Troisième partie, Odes majeures, p.345
La traduction d’une spiritualité
Pound est un auteur au savoir encyclopédique, qui n’a eu de cesse d’explorer langues et courants artistiques afin de trouver ce qui lui paraissait être la forme idéale en poésie. Il est un collectionneur de mots, qui s’applique à mélanger les langues et symboles pour créer sa poésie. Son style fut durant longtemps celui d’autres, de poèmes qu’il disséquait, analysait, écoutait puis retranscrivait. En s’appuyant sur la traduction de recueils provençaux, italiens ou français, il a pu acquérir un sens de la langue. Conscient de cette prescience du poème, il a rapidement succombé à la prétention de traduire la poésie qu’il ne déchiffrait que difficilement. Cette Anthologie est le fruit de treize années d’études consacrées à la force du caractère chinois, fortement aidé par les écrits de son maître Ernest Fenollosa (1853-1908). Ce sinologue était aussi enseignant en sociologie et philosophie au Japon puis à Harvard ; il possédait les connaissances qui manquaient à Pound. La femme de Fenollosa fit don à Pound et Yeats des écrits de son défunt mari afin de donner une suite à cette mission d’intérêt public. Ils étudièrent surtout les notes explicatives sur la poésie chinoise et le théâtre nô, afin de terminer le travail du sinologue et de renforcer le goût des écrivains modernes pour l’Extrême-Orient.
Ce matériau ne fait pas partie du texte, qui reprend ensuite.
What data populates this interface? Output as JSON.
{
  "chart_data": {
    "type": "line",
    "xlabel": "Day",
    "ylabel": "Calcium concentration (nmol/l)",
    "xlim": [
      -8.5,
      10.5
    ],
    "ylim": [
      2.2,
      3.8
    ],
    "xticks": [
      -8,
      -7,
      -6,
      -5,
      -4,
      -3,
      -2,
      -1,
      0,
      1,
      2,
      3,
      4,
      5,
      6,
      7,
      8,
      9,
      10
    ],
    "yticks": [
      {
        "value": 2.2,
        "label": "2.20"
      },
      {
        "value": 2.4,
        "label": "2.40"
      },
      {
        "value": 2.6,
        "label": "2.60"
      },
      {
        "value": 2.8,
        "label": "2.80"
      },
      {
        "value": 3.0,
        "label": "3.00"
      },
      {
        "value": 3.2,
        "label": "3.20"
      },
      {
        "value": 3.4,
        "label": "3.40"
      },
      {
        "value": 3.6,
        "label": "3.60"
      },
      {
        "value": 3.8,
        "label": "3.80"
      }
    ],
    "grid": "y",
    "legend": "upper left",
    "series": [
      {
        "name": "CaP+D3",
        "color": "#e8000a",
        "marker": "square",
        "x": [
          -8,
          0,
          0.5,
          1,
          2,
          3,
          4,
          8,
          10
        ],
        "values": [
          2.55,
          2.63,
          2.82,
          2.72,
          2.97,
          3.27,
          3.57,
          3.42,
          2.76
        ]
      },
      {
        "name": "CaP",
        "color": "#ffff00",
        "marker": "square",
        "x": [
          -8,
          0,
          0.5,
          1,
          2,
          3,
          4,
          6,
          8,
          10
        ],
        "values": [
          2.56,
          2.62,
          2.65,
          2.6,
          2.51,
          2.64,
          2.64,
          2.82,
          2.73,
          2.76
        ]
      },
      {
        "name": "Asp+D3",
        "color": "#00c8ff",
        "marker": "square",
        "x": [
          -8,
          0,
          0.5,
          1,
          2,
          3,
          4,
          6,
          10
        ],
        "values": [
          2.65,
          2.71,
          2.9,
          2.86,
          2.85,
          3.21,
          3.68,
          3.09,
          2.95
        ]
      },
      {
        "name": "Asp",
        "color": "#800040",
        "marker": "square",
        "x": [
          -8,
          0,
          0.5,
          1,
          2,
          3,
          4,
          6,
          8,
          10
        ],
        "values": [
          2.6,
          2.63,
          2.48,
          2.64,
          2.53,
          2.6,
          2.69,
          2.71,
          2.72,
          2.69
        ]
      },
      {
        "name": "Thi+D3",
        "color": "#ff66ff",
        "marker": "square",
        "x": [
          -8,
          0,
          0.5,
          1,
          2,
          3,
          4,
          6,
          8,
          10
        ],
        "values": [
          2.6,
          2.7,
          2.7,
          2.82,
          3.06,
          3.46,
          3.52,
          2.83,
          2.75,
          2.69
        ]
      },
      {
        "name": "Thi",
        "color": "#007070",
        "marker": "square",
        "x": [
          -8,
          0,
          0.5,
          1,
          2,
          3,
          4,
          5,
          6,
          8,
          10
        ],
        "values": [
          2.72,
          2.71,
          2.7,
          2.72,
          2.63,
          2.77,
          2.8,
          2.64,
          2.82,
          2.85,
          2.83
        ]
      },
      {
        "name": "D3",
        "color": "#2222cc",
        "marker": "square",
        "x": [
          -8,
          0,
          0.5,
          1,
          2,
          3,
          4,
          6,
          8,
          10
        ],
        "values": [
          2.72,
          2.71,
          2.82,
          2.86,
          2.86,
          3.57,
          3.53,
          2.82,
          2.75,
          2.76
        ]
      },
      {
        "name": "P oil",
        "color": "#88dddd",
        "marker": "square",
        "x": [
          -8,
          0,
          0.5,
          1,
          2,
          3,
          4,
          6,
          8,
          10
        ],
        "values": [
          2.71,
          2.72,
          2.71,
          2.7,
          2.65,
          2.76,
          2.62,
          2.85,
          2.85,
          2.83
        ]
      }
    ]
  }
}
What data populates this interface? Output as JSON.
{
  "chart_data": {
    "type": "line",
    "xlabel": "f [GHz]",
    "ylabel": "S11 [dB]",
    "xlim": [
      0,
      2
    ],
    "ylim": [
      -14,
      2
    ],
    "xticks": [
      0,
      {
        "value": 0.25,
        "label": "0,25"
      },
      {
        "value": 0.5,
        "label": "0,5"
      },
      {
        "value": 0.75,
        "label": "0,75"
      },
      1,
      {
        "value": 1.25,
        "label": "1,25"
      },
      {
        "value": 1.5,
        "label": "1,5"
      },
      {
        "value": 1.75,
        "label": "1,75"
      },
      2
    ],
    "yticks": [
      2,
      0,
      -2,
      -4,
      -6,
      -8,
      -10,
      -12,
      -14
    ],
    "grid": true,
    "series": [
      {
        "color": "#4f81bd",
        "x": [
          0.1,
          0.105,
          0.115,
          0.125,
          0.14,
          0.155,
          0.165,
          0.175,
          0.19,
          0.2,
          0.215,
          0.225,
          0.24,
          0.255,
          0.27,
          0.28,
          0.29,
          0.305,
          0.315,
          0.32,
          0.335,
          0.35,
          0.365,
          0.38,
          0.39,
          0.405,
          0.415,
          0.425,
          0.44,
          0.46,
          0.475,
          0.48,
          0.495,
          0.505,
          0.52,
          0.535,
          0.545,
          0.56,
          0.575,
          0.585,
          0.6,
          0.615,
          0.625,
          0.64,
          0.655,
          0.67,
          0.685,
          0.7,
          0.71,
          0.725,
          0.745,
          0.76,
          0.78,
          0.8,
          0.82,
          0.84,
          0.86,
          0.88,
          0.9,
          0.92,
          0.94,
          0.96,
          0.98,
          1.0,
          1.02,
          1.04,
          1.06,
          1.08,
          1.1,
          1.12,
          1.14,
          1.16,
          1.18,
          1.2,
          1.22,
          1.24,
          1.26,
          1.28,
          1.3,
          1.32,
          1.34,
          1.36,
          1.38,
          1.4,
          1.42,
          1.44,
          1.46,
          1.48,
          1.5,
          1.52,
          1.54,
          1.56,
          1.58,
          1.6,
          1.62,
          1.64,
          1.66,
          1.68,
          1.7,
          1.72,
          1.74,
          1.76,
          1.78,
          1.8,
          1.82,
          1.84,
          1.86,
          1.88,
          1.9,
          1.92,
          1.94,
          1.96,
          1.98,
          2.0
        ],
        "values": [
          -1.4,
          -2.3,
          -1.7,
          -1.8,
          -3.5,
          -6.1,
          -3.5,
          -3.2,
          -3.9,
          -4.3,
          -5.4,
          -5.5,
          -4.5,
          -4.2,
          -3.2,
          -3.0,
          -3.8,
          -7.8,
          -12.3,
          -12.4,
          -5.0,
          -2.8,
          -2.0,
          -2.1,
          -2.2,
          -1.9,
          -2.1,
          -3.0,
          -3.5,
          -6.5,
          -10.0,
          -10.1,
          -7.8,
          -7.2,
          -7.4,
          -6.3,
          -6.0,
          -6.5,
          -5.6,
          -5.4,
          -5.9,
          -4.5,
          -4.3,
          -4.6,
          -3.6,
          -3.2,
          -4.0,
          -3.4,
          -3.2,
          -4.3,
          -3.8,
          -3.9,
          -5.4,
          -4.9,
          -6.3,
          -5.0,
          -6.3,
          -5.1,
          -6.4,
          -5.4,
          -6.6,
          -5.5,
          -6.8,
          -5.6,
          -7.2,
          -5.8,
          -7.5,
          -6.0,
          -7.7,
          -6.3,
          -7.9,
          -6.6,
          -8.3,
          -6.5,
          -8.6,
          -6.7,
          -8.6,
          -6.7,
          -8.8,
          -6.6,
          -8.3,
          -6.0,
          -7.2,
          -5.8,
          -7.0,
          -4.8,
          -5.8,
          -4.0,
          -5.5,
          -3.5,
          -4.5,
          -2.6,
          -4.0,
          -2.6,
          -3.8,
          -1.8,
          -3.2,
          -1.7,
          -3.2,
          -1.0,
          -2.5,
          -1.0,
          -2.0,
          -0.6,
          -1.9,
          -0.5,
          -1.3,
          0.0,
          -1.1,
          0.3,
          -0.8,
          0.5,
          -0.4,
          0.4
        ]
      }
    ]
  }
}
La traduction de Pound possède une dimension instinctive qui dépasse la fidélité littérale attendue, et même la métrique des vers. Il transforme les sixtains en quatrains, et ne s’intéresse qu’aux symboles et au rythme. Il expose une tradition millénaire à une trahison du poème originel, par sa volonté de considérer la traduction comme un jeu. Mais l’écriture chinoise est une science complexe, qui réunit plus de 9000 caractères, comme le dictionnaire Shuo-wen chieh-tzu l’indique, et Fenollosa n’a malheureusement pas fait état dans ses notes des modifications de ces caractères avec le temps : certains d’entre eux avaient pour but, à une certaine période, d’indiquer l’étymologie du mot, et non sa fonction dans une phrase. Cette appétence pour la concision mène le poète à une compression du poème traduit, qui peut conduire à un non-sens.
Auxéméry a donc considéré le travail qui lui incombait comme un double-jeu, celui de comprendre la complexité du jeu de traduction poundien, et celui de travailler à le traduire lui-même : « Se lancer dans la conversion du poundien en français suppose, peut supposer, un certain goût pour la parodie ou le pastiche, ou peut-être plus simplement pour le principe de l’escarpolette – ivresse d’un balancement entre idiomes flottants, mais flottant avec une assurance éprouvée dans leurs propres mécanismes, tout en expérimentant ces mécanismes-là par l’usage ! On reste sur la bascule, tout en avançant. – Une forme de pari constant, à tenir entre respect et distance, entre écart et égard. » La matière tant que l’originalité de cet ouvrage sont une superbe entrée vers deux mondes opposés qui semblent se rejoindre : la tradition confucéenne et le style poundien.